After over two weeks of protests, during which the main events were first violence against Islamists (army killing of 55 protesters at dawn outside Republican Guard HQ in Cairo, three women protesters in Mansoura) then fighting between pro- and anti-Mursi factions that left 14 dead and a bomb in Mansoura that killed one and wounded 28, al-Sisi appeared again with another ultimatum. Speaking at a military graduation ceremony, al-Sisi exhorted Egyptians to “get on the streets and give the army authority to take firm action against violence and terrorism”. An army spokesman followed by announcing a 48 hours ultimatum for the Brotherhood to join al-Sisi’s “roadmap”, a deadline that ends on Saturday.
Knickers
So at this climactic moment with the army promising force to clear the streets of Islamist rejection, Sisi supporters are at their most ecstatic and the ecstasy perhaps expressed itself most clearly in an article by columnist Ghada Sharif in al-Masry al-Youm today, an article in which we might say she metaphorically threw off her undies.
“If al-Sisi says we should go onto the streets, then we’ll go to the streets,” Sharif wrote, the ping of her knicker band clearly audible. “To be honest, he doesn’t need to ask us or order us to do anything….a wink of one of those eyes, or a snap of his fingers and we will all answer the call. Egyptians are in love with this man! If he wants to complete his stable of four wives, we are at his beck and call…or if he just wanted to use us like captured sex slaves, we wouldn’t turn up our noses at him.” They were off. She went on: “That’s the Sharia I’m talking about! Don’t bring me some troglodyte with a two-metre beard and tell me to apply the Sharia with him. If he runs for president, I can assure you that everyone would vote for Sisi, even those who would have opposed him if he ran in the last election. Well, maybe everyone except Abdel-Moneim Abul-Fotouh, that crypto-Muslim Brother.” Sharif waxed on, most lyrically: “Today we can say that Nasser has risen again in the form of Sisi, who is smart enough not to commit the mistakes of the military council before. We adore this man and we love his spokesman too! Such a guy! And the hell with anyone who aggravates them!”

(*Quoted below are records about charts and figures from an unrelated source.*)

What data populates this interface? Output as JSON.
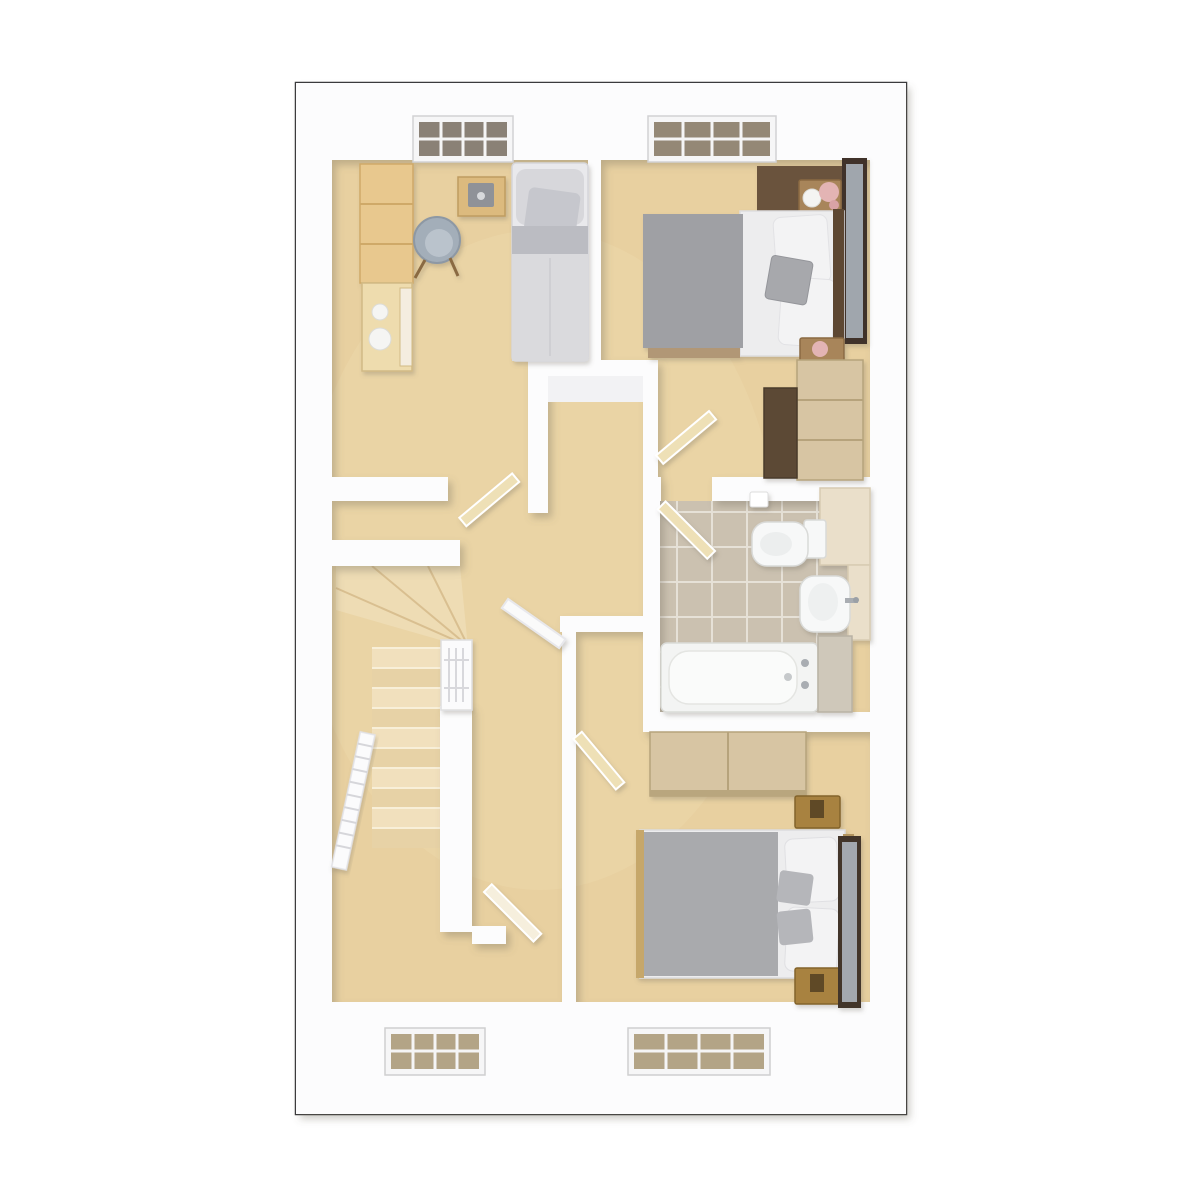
{
  "meta": {
    "kind": "3d-floor-plan-render",
    "view": "top-down dollhouse",
    "floor_label": "First floor",
    "visible_text": "none"
  },
  "palette": {
    "page_bg": "#ffffff",
    "plan_border": "#3a3a3c",
    "wall": "#fcfcfd",
    "wall_face": "#f2f2f4",
    "floor": "#e8d0a0",
    "floor_light": "#eedcb4",
    "tile": "#cbc1b0",
    "grout": "#e6e1d7",
    "wood": "#e8c88e",
    "wood_pale": "#d7c5a3",
    "wood_gold": "#a8823f",
    "wood_mid": "#a8855a",
    "wood_dark": "#5c4936",
    "headboard_dark": "#6a523c",
    "door": "#eee0b6",
    "door_white": "#fafafa",
    "linen": "#f3f3f4",
    "sheet": "#ededee",
    "duvet": "#9fa0a4",
    "duvet2": "#a9aaad",
    "cushion": "#a7a8ac",
    "fixture": "#f7f8f8",
    "glass_top": "#8a8176",
    "glass_bottom": "#b3a486",
    "frame_white": "#f6f6f7",
    "chair": "#a3aeb9",
    "counter": "#eadfca",
    "tread_a": "#f1e0bd",
    "tread_b": "#e7d2a6"
  },
  "rooms": [
    {
      "id": "bedroom-single",
      "position": "top-left",
      "flooring": "beige carpet",
      "furniture": [
        "single bed with grey bedding",
        "desk with seat",
        "grey tub chair",
        "tall pine wardrobe",
        "chest of drawers with two white lamps"
      ],
      "window": "top wall, 8-pane white frame"
    },
    {
      "id": "bedroom-double-1",
      "position": "top-right",
      "flooring": "beige carpet",
      "furniture": [
        "double bed grey duvet white linen",
        "dark headboard feature panel",
        "bedside table with lamp and pink flowers",
        "second bedside table with pink flowers",
        "tall leaning mirror",
        "light-wood dresser",
        "dark-wood wardrobe"
      ],
      "window": "top wall, 12-pane white frame"
    },
    {
      "id": "bathroom",
      "position": "middle-right",
      "flooring": "taupe ceramic tiles",
      "furniture": [
        "toilet with cistern and wall roll holder",
        "pedestal basin with chrome tap",
        "bathtub with chrome taps",
        "vanity counter",
        "side cabinet"
      ],
      "window": "none"
    },
    {
      "id": "bedroom-double-2",
      "position": "bottom-right",
      "flooring": "beige carpet",
      "furniture": [
        "double bed grey duvet white linen",
        "two gold-wood bedside tables",
        "tall leaning mirror",
        "light-wood wardrobe"
      ],
      "window": "bottom wall, 12-pane white frame"
    },
    {
      "id": "landing",
      "position": "center",
      "flooring": "beige carpet",
      "furniture": [
        "airing-cupboard recess"
      ],
      "window": "none"
    },
    {
      "id": "stairwell",
      "position": "center-left",
      "flooring": "carpeted treads",
      "furniture": [
        "quarter-turn winder stairs",
        "white newel post with lattice balustrade",
        "white spindle banister"
      ],
      "window": "none"
    },
    {
      "id": "store-room",
      "position": "bottom-left",
      "flooring": "beige carpet",
      "furniture": [],
      "window": "bottom wall, 12-pane white frame"
    }
  ],
  "doors": [
    {
      "id": "door-bedroom-single",
      "state": "open",
      "leaf": "light wood"
    },
    {
      "id": "door-bedroom-double-1",
      "state": "open",
      "leaf": "light wood"
    },
    {
      "id": "door-bathroom",
      "state": "open",
      "leaf": "light wood"
    },
    {
      "id": "door-landing-nook",
      "state": "open",
      "leaf": "white"
    },
    {
      "id": "door-bedroom-double-2",
      "state": "open",
      "leaf": "light wood"
    },
    {
      "id": "door-store-room",
      "state": "open",
      "leaf": "pale wood"
    }
  ],
  "windows": [
    {
      "id": "window-top-left",
      "wall": "north",
      "glass": "dark reflective"
    },
    {
      "id": "window-top-right",
      "wall": "north",
      "glass": "dark reflective"
    },
    {
      "id": "window-bottom-left",
      "wall": "south",
      "glass": "tan reflective"
    },
    {
      "id": "window-bottom-right",
      "wall": "south",
      "glass": "tan reflective"
    }
  ]
}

Now, there is no doubt that this hero worship represents a large swathe of public opinion right now. Military spokesmen have denied Sisi has presidential ambitions, but the man has apparently courted the adoration. With his soft voice, young years and dashing black beret cocked to the side, he is a far more compelling figure than Mubarak – or his tired successor Tantawi – ever was, and his talk of acting in the higher interests of the state is far more convincing than it ever sounded from the mouth of either. His chances of the passing off an act of mass violence to impose the military will are higher than anyone else’s. But post-Jan 25 that doesn’t necessarily mean even Sisi will get his way.
yosry
I love what you wrote Andrew.I think you should write on CNN or BBC in the first page.I think that you gave good analysis about the situation in Egypt.